Los últimos acontecimientos de muerte y destrucción emotiva son un calce a la devastación de la mente y el corazón de los puertorriqueños. Después del huracán María, los terremotos y la pandemia la mente esta frágil, anímica. La medicina luminosa está ausente, la orientación fundamental carece de alas, es presa de la repetición y vaivén de teorías y comentarios adhoc.
Ese aluvión de males, sufrimientos y negativismos se ha filtrado en la sicología de los boricuas y ha surgido el temor y la apariencia como único retrato de convivencia. Ante la desesperanza y los agobios rutinarios se opta por vivir a la deriva, sostenerse sobre el consumismo y soñar con otro mundo pintado de colores. Es la soledad la que precede, la que origina toda clase de sueños efímeros, toda ilusión de un día de Reyes medicinal.
Sobre la decadencia personal y colectiva se echa la suerte del País que no cuenta con fervorosos aliados de verdad y la justicia. El ciudadano común hace lo que puede defendiendo su sistema inmunológico de los extravíos conceptuales y poniendo la otra mejilla ante la rudeza de la hora presente. Este momento histórico marca el estilo de convivencia, el ritual entre cercanía y el alejamiento.
Faltan la cátedra de la hermandad y la sencillez robusta que son un techo para resguardarse de la lluvia tóxica, de las tormentas de falacias que rondan por el País. Los menos afortunados mantienen el edificio agrietado con su penuria, haciendo malabares, sostenidos en la esperanza. Desde su huerto echan su suerte y se aglomeran en el batey de Dios, en su amor único.
En poco tiempo se ha abierto la puesta de la permisividad, de la locura, de la lucha fratricida. Lo vano, el lujo, la indiferencia se han quedado con el solar y la cosecha es obvia; desolación y muerte. Las ofertas espirituales y humanas pasan por encima del radar y no penetran en la intimidad herida. Por eso lo salobre prolifera, el dolor se agiganta.
De la Isla del Encanto se pasa al disgusto colectivo, a vivir resbalando sobre elusivas componendas. La justificación de todo lo malo parece son un dogma, una exquisitez de nuestro tiempo.
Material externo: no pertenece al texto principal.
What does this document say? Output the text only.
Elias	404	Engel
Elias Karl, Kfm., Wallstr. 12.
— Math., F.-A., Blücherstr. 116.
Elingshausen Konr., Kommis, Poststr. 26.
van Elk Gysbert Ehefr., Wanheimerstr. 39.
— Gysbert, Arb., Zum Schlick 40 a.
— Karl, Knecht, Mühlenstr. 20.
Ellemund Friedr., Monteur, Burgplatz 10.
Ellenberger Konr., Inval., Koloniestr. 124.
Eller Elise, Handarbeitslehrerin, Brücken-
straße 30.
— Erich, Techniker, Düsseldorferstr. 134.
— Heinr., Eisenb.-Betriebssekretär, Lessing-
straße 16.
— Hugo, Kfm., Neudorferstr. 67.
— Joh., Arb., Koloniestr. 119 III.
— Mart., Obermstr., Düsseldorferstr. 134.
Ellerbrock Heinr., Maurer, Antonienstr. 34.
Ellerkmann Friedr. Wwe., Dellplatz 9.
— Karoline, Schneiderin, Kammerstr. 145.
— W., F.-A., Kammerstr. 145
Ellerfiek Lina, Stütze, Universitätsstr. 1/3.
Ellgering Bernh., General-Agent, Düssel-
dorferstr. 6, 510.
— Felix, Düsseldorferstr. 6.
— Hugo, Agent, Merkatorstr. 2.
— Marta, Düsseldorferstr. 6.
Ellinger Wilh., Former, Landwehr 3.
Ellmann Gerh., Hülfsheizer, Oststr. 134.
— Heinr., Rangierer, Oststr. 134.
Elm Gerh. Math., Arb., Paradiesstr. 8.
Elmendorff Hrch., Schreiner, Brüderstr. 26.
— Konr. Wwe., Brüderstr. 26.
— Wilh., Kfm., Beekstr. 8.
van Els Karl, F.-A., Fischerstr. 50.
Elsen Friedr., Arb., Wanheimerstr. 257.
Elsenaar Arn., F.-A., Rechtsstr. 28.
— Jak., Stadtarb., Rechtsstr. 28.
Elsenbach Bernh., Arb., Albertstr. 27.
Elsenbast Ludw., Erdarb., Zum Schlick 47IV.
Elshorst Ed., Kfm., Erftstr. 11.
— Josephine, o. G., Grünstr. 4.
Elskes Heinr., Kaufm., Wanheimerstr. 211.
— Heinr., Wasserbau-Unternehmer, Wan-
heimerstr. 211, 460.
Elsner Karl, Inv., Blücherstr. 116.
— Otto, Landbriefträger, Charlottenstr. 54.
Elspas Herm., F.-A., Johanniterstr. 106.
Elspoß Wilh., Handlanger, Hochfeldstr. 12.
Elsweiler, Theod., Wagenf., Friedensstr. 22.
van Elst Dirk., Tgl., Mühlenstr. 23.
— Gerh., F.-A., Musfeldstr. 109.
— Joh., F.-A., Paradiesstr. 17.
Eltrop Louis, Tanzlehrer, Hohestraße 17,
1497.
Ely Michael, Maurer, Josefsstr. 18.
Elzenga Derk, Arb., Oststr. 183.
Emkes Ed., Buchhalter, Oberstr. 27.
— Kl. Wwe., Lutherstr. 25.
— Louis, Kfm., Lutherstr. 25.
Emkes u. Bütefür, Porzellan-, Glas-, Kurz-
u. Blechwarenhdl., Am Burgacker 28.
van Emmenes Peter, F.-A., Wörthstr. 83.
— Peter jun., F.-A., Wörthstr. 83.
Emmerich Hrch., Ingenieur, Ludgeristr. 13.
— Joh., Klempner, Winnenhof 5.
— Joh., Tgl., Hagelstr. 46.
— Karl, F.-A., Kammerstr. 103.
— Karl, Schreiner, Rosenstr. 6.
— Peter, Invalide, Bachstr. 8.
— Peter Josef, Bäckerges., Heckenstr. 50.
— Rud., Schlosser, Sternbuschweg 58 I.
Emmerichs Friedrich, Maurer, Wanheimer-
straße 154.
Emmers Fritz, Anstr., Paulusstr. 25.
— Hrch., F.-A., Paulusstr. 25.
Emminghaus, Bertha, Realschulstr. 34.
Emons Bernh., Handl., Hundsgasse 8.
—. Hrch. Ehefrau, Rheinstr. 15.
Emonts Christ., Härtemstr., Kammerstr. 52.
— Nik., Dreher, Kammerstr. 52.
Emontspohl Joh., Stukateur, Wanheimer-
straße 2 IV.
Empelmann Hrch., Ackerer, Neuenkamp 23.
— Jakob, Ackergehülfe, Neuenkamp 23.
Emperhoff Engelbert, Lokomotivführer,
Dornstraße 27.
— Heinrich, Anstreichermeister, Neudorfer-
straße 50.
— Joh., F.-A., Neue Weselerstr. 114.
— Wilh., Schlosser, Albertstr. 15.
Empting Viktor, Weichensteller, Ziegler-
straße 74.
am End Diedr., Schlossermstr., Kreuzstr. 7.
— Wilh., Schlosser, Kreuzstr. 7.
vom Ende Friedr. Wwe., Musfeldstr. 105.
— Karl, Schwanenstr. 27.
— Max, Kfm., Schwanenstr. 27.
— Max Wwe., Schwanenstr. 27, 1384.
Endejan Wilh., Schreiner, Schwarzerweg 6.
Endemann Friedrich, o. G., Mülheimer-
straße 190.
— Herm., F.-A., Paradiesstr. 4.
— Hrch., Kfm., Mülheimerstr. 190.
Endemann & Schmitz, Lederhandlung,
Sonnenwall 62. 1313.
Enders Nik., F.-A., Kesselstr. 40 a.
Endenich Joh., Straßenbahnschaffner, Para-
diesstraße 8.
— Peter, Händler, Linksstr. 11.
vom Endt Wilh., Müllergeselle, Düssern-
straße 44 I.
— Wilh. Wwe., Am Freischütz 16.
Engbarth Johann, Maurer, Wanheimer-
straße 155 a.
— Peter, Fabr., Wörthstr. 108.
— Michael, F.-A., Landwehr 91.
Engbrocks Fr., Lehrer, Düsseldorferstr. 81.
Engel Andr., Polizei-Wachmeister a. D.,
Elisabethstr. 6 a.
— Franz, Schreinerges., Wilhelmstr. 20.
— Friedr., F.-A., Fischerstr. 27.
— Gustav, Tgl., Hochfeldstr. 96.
La madre y el padre hacen mutis mientras los hijos desfilan sobre carbones encendidos, sobre ideas falsas. Esa interrupción de la escala de valores logra un propósito, la ruina, perder la ruta trazada por la vida misma.
Llora el País y el miedo se agiganta ante la barbarie que dicta un comportamiento aberrado y torpe. El hogar, la escuela, la Iglesia son fermento de validez humana, social y espiritual. Se enferman los buenos deseos si se cae en un círculo vicioso, en traer por los cabellos una mezcla de materialismo, ocio, placer como quimeras de una vida que raya en la locura.
La fraternidad y la claridad de pensamiento hacen la gran diferencia. El fanatismo como ruta alterna es una debacle y solo trae discordia y desacuerdos inútiles. Dotar al País de nuevas fuerzas reales equivale a derrumbar mitos, a cantar unidos el himno de la vida y de la esperanza.